[First published February 16, 2005] I have called for the censorship of the media on the War on Terror, particularly the Iraq Battle, Highly secret information has been published for all the read, including our enemies. This has caused considerable outrage among bloggers: To give you a sample:
“Rummel . . . now “suggests destroying the First Amendment and the inalienable right to freedom of speech.” (link here)
“Last month R.J. Rummel . . . “announced that because so many libertarians oppose the Iraq war, he is no longer a libertarian but a ‘freedomist.’ This week we learned one of the differences between the two philosophies: freedomists don’t want a free press” (link here)
“Yet, apparently he doesn’t want “freedom for the media. That damn media, always getting in the way of the fight for freedom. What happens if the media isn’t censored now?

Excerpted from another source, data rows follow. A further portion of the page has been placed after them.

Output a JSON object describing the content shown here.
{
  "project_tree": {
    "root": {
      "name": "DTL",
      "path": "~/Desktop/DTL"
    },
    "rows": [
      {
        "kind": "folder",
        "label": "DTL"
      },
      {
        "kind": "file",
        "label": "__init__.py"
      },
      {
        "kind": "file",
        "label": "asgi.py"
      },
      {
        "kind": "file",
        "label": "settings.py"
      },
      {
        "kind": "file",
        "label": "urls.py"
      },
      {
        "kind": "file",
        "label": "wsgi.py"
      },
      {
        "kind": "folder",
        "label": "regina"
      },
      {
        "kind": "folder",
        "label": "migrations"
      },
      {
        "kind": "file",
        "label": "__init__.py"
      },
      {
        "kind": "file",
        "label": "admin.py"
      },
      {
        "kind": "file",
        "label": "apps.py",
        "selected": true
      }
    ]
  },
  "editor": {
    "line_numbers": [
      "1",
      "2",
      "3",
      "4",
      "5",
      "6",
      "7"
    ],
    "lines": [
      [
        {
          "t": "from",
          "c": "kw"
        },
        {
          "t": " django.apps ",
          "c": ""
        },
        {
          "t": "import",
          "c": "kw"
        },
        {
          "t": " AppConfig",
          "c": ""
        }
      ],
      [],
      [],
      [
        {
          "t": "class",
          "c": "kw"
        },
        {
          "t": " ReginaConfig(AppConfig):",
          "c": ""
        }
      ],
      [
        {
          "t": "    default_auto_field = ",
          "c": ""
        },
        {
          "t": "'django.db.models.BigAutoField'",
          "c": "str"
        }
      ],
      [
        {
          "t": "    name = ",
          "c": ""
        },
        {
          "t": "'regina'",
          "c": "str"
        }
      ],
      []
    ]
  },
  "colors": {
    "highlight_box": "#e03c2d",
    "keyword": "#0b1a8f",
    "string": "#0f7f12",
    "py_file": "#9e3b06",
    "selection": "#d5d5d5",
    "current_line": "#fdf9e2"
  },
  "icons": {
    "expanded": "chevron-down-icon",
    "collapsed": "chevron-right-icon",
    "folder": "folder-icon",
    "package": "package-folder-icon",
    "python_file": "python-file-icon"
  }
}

Well…” (link here)
Interesting, that so many of those reacting to my call seem unaware of the actual censorship of the media. One would think that the media was able to print or say anything, and I was trying to initiate censorship. No way. As the link below illustrates, free speech is not free, and for publishing certain things the media is punished by the government. I am only trying to sensibly protect our soldiers and pursue our war on terrorism by restricting the media from giving “aid and comfort” to our enemies (part of the Constitution’s definition of treason in Article III, Section 3).

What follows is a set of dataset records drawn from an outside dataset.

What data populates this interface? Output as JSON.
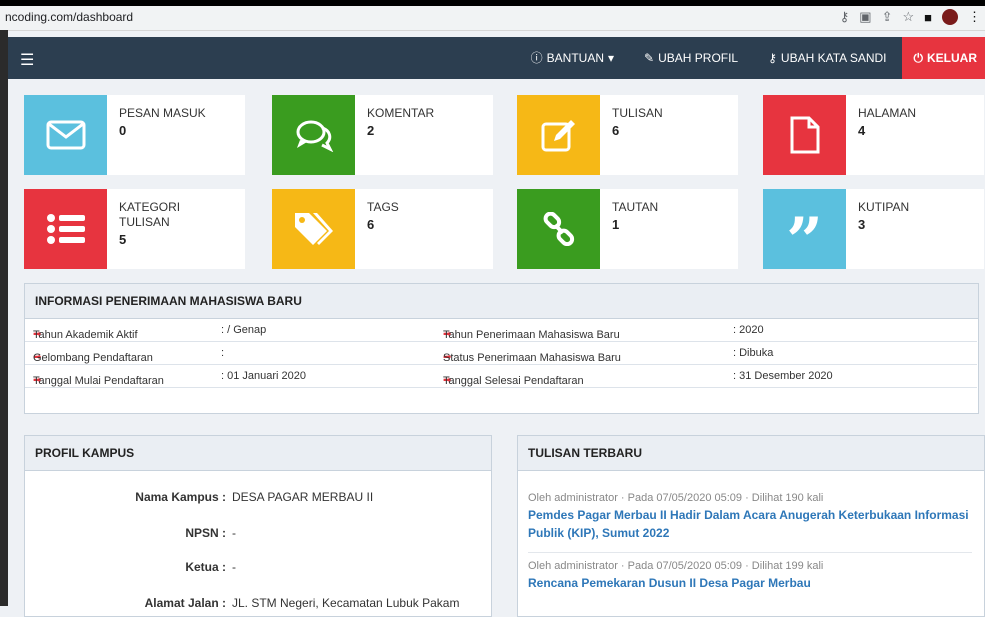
{
  "browser": {
    "url": "ncoding.com/dashboard"
  },
  "navbar": {
    "menu_icon": "hamburger-icon",
    "links": [
      {
        "label": "BANTUAN",
        "icon": "question-circle-icon",
        "caret": "▾"
      },
      {
        "label": "UBAH PROFIL",
        "icon": "edit-icon"
      },
      {
        "label": "UBAH KATA SANDI",
        "icon": "key-icon"
      },
      {
        "label": "KELUAR",
        "icon": "power-icon"
      }
    ]
  },
  "stats": [
    {
      "label": "PESAN MASUK",
      "value": "0",
      "icon": "envelope-icon",
      "color": "#5bc0de"
    },
    {
      "label": "KOMENTAR",
      "value": "2",
      "icon": "comments-icon",
      "color": "#3a9c1f"
    },
    {
      "label": "TULISAN",
      "value": "6",
      "icon": "pencil-square-icon",
      "color": "#f6b816"
    },
    {
      "label": "HALAMAN",
      "value": "4",
      "icon": "file-icon",
      "color": "#e7343f"
    },
    {
      "label": "KATEGORI",
      "label2": "TULISAN",
      "value": "5",
      "icon": "list-icon",
      "color": "#e7343f"
    },
    {
      "label": "TAGS",
      "value": "6",
      "icon": "tags-icon",
      "color": "#f6b816"
    },
    {
      "label": "TAUTAN",
      "value": "1",
      "icon": "link-icon",
      "color": "#3a9c1f"
    },
    {
      "label": "KUTIPAN",
      "value": "3",
      "icon": "quote-icon",
      "color": "#5bc0de"
    }
  ],
  "info": {
    "title": "INFORMASI PENERIMAAN MAHASISWA BARU",
    "rows": [
      {
        "k1": "Tahun Akademik Aktif",
        "v1": ":  / Genap",
        "k2": "Tahun Penerimaan Mahasiswa Baru",
        "v2": ":  2020"
      },
      {
        "k1": "Gelombang Pendaftaran",
        "v1": ":",
        "k2": "Status Penerimaan Mahasiswa Baru",
        "v2": ":  Dibuka"
      },
      {
        "k1": "Tanggal Mulai Pendaftaran",
        "v1": ":  01 Januari 2020",
        "k2": "Tanggal Selesai Pendaftaran",
        "v2": ":  31 Desember 2020"
      }
    ]
  },
  "profile": {
    "title": "PROFIL KAMPUS",
    "rows": [
      {
        "key": "Nama Kampus :",
        "value": "DESA PAGAR MERBAU II"
      },
      {
        "key": "NPSN :",
        "value": "-"
      },
      {
        "key": "Ketua :",
        "value": "-"
      },
      {
        "key": "Alamat Jalan :",
        "value": "JL. STM Negeri, Kecamatan Lubuk Pakam"
      }
    ]
  },
  "latest": {
    "title": "TULISAN TERBARU",
    "posts": [
      {
        "meta": "Oleh administrator · Pada 07/05/2020 05:09 · Dilihat 190 kali",
        "title": "Pemdes Pagar Merbau II Hadir Dalam Acara Anugerah Keterbukaan Informasi Publik (KIP), Sumut 2022"
      },
      {
        "meta": "Oleh administrator · Pada 07/05/2020 05:09 · Dilihat 199 kali",
        "title": "Rencana Pemekaran Dusun II Desa Pagar Merbau"
      }
    ]
  }
}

Of interest is why there is a large group of intelligent readers who don’t know or understand that the media is already censored. Could it be that they know this, but it is just that their loose rhetoric belies it. Or, they are just not thinking—not connecting the dots? Or maybe, there sense of proportion and importance is challenged. Well, I’ll leave this to the sociology of knowledge people, and simply say that I would rather preserve military secrets and sensitive information from the enemies of freedom than protect adults and children from seeing a raw, uncovered, naked female mammary gland.
Link of Note
”House Poised to OK Indecency Fine Increase” (2/16/05) By Genaro C. Armas
“A bill with strong bipartisan support would boost the maximum fine for indecency from $32,500 to $500,000 for a company and from $11,000 to $500,000 for an individual entertainer. . . . The Federal Communications Commission . . . has stepped up enforcement of the indecency statute, perhaps most notably with a $550,000 fine against CBS for its 2004 Super Bowl broadcast that included Janet Jackson’s breast-baring “wardrobe malfunction.” Radio personality Howard Stern also has been a frequent target.
“Fines for indecent programming exceeded $7.7 million last year. Four years ago, FCC . . . fines totaled just $48,000.”